En tant qu'utilisateur de Linux depuis plusieurs années maintenant, j'ai souvent parlé, du moins au début, des mérites de ce système d'exploitation. Pour faire comprendre à mon interlocuteur ce que je veux dire, l'analogie, la comparaison avec Windows est certes pratique mais somme toute assez inappropriée. Pourquoi ? Parce que ce n'est pas seulement un problème de technologie, mais surtout un problème d'usage et même de philosophie.

Un article anglais traduit sur le Blog Libre explique ces différences à l'origine de tant de trolls et polémiques qui ne devraient pas avoir lieu d'être à travers des exemples de la vie courante regroupés en sept problématiques différentes :

  • Premier point abordé : on ne peut comparer Linux à Windows car ils sont tous deux différents. Linuw n'est pas une simple copie gratuite de Windows ni une réplique améliorée car la supériorité ne peut venir que de la différence. Le but de linux n'est pas d'être meilleur que Windows, mais d'être le meilleur système d'exploitation que la communauté puisse réaliser.
  • Linux est trop différent de Windows pour que ses compétences acquises sur ce second soient appliquée sur le premier. Il faut alors tout reprendre à zéro. Ce n'est pas parce que vous ne comprenez rien que Linux n'est pas fait pour vous, il faut simplement en passer par l'apprentissage.

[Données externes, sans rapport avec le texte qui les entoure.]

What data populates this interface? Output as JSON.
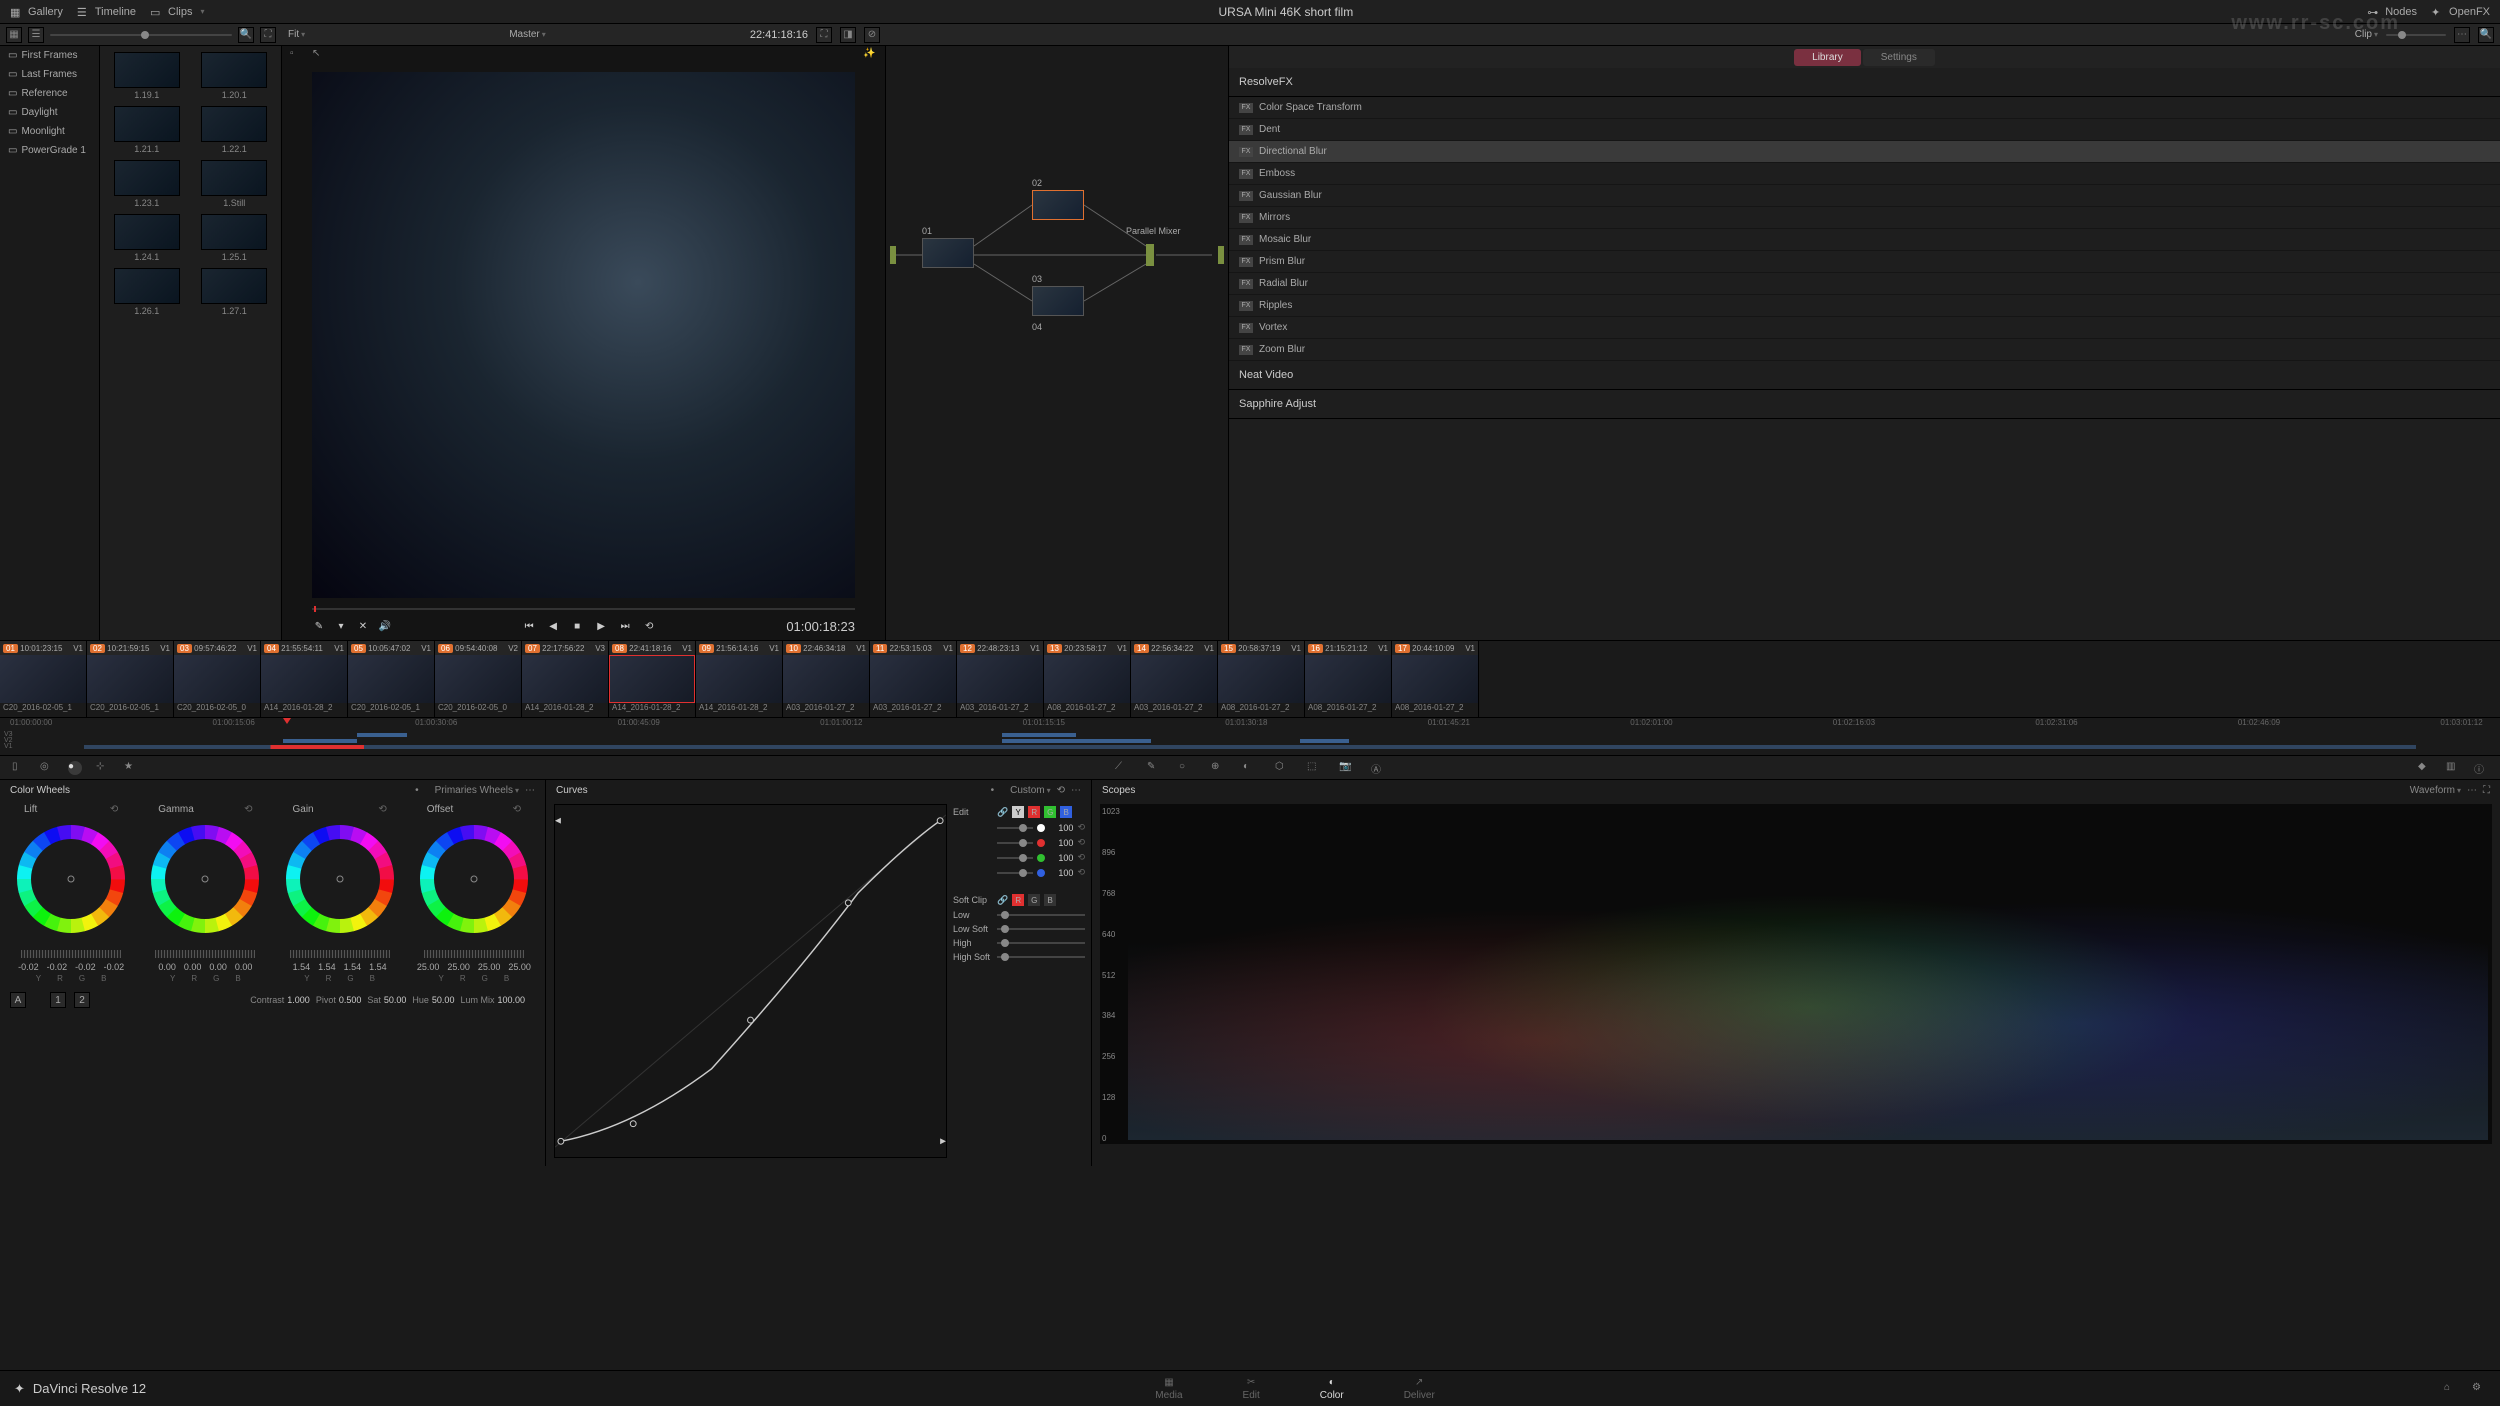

  • La culture bénévole du logiciel libre est différente de celle du logiciel propriétaire qui donne droit à un service minimum du fait de l'achat du produit. La communauté bénévole vous fournit le produit et ne vous doit rien. L'aide n'existe donc que par la passion. Cette même passion peut amener à la création d'un clivage entre les plus expérimentés et les novices, ce qui ne signifie pas qu'il est nécessaire d'être expérimenté pour utiliser Linux : à chaque profil correspond une utilisation, d'où l'avantage de cette modularité optionnelle de Linux.
  • Linux sort du concept habituel distributeur/utilisateur car il est façonné par les utilisateurs pour les utilisateurs. Ainsi le concepteur d'un logiciel sait exactement ce dont il a besoin. A chaque profil correspond un logiciel qui lui correspondra à un usage particulier. A l'utilisateur donc de chercher le logiciel qui correspond le mieux à son profil, soit plus ergonomique, soit plus simpliste pour une utilisation basique.

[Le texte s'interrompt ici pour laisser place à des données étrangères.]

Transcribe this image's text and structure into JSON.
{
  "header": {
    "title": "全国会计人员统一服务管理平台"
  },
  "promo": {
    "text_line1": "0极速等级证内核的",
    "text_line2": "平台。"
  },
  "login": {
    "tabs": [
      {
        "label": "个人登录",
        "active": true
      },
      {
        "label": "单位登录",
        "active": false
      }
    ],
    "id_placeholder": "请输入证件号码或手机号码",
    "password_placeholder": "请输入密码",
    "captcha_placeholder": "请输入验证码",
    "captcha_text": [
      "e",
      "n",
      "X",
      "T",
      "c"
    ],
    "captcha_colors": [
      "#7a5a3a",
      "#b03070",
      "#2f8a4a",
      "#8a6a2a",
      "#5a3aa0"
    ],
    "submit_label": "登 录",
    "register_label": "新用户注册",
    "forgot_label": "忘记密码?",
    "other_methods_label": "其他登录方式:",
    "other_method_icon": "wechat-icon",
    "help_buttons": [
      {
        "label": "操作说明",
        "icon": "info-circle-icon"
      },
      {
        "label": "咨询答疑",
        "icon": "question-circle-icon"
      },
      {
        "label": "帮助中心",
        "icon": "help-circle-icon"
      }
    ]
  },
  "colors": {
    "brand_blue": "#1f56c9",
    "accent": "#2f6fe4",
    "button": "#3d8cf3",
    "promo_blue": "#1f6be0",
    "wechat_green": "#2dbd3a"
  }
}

  • Les habitudes que nous pouvons avoir ne sont pas forcément les plus ergonomiques. Ce qui sort du conformisme habituel peut-être bénéfique et ne doit pas être écarté. Repenser sa manière de travailler peut-être à l'origine d'un gain de temps même si cela nécessite un effort supplémentaire au début. L'accès le plus simple qui soit à une fonctionnalité (Edition > Format > Police) n'est pas nécessairement le plus efficace. Il faut donc distinguer habitude et facilité d'ergonomie et d'efficacité.

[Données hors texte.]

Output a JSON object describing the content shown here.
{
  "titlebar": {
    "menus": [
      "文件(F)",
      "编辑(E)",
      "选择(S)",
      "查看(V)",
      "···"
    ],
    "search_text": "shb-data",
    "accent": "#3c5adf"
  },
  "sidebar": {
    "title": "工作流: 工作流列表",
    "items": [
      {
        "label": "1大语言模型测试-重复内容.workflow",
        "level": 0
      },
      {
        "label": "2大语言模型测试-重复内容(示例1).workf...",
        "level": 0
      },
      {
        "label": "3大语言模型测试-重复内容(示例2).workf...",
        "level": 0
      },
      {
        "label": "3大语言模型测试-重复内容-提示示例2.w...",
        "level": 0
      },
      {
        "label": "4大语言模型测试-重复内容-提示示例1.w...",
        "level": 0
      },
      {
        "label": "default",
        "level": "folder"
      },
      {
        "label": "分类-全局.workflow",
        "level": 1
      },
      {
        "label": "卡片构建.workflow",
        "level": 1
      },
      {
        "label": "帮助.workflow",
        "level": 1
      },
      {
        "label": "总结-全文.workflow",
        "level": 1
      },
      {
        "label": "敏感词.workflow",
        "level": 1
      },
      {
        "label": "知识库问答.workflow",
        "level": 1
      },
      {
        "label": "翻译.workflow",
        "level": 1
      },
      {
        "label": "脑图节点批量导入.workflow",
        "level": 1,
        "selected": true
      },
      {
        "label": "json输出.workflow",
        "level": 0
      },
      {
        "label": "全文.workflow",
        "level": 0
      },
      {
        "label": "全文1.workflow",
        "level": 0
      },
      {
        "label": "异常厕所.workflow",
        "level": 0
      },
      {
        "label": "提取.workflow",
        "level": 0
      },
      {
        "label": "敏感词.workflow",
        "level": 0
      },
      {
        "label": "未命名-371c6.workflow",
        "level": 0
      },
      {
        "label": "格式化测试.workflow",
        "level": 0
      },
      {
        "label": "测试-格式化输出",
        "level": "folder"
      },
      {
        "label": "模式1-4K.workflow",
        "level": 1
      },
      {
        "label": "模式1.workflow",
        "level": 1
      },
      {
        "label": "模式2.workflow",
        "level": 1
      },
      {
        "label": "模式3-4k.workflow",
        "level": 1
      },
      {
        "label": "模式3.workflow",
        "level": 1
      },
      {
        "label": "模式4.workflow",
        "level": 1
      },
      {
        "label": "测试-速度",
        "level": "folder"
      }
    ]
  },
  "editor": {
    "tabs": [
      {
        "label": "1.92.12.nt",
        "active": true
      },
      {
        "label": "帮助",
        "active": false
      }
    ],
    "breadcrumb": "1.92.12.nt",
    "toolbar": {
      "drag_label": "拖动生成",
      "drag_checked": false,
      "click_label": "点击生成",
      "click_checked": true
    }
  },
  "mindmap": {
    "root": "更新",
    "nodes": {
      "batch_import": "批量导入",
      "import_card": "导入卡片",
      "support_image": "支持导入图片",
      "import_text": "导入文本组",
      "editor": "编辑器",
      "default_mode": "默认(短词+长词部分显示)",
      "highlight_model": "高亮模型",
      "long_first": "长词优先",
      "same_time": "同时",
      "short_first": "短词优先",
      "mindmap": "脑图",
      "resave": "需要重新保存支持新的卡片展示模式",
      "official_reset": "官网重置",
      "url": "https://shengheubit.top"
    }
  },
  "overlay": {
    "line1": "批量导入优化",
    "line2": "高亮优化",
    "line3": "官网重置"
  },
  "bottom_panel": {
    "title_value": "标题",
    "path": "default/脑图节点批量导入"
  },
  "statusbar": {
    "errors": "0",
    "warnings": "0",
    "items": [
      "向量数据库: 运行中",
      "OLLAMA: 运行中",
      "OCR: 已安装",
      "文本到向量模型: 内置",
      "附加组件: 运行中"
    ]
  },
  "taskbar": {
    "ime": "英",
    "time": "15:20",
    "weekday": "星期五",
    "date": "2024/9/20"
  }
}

  • Les ressemblances entre Linux et Windows ne sont pas la cause d'une quelconque copie de l'un sur l'autre mais juste de l'implémentation de la réponse la plus adaptée à un problème par les deux camps. L'évolution au cours des années de ces systèmes d'exploitation est à l'origine d'une convergence qui diffère totalement de cette hypothétique imitation dont on entend si souvent parler. Ni Windows, ni Linux ne sont les premiers à avoir implémenté un système de gestion de fenêtres ou un système de menu déroulant puisqu'ils existaient déjà avant eux.
  • Le logiciel libre est une philosophie différente qui prône le développement d'une solution non pas pour conquérir un marché, mais pour répondre à des besoins. Ainsi le logiciel libre n'a pas besoin d'utilisateurs pour survivre étant donnée que le principal utilisateur d'un logiciel est son concepteur et qu'il ne tire aucun profit du partage de son produit si ce n'est des retours d'utilisation et des participations à son élaboration destinés à avoir un produit le plus complet possible.

De ces différents points découle la conclusion suivante : celui qui croit trouver en Linux une version améliorée de Wndows exempte de virus, bugs, etc, ne trouvera pas son compte en effectuant la transition de l'un vers l'autre. Il faut choisir un OS suivant ses besoins et Windows comme Linux correspondent à des profils et besoins différents. Que celui qui aime la modularité et le contrôle de sa machine utilise Linux, que celui qui aime le pré-maché / Prêt-à-fonctionner utilise Windows et que celui qui souhaite l'aspect commercial et sécuritaire d'un OS achète Mac OS.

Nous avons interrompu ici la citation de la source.